Distributive shock may also be seen in a child with spinal cord injury interrupting the sympathetic innervation to the vasculature, resulting in profound vasodilation and hypotension (also called "spinal shock").

Anaphylaxis may also produce histamine release that causes profound vasodilation and hypotension. The cardiac output in anaphylaxis is also compromised by an elevation of pulmonary vascular resistance, which may cause acute right heart strain and impaired delivery of blood from the right heart through the pulmonary circulation and to the left ventricle.



Case Summary

This child had septic shock complicating varicella (chickenpox) infection. This is commonly caused by streptococci or staphylococci. The clinical course may be complicated by the toxin release from these organisms, leading to a greater risk of hemodynamic instability and organ injury.
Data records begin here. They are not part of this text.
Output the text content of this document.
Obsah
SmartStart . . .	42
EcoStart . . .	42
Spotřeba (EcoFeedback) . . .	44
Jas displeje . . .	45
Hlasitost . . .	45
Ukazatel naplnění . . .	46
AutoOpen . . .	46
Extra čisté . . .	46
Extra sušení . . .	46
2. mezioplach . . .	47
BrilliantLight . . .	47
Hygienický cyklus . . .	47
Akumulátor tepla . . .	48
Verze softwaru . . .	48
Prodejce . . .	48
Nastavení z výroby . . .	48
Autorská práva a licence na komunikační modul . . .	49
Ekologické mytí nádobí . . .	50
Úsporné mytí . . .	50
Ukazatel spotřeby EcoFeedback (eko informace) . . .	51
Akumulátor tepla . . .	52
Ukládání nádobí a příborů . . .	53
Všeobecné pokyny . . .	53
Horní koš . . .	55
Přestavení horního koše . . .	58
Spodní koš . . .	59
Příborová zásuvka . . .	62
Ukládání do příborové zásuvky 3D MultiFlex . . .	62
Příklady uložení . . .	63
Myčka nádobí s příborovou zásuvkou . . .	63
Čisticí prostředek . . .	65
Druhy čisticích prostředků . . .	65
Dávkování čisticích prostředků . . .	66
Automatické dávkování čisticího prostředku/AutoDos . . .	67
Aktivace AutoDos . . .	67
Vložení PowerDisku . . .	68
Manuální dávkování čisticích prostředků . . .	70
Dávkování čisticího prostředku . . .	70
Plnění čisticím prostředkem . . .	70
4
The key to a successful outcome from septic shock is early recognition and aggressive early fluid resuscitation (typically 60 to 80 mL/kg in the first hour and 240 mL/kg in the first 8 hours of therapy in children with shock) with frequent reassessment. Early activation of the EMS system and transfer of the patient to a centre with expertise in the management of pediatric septic shock are also important.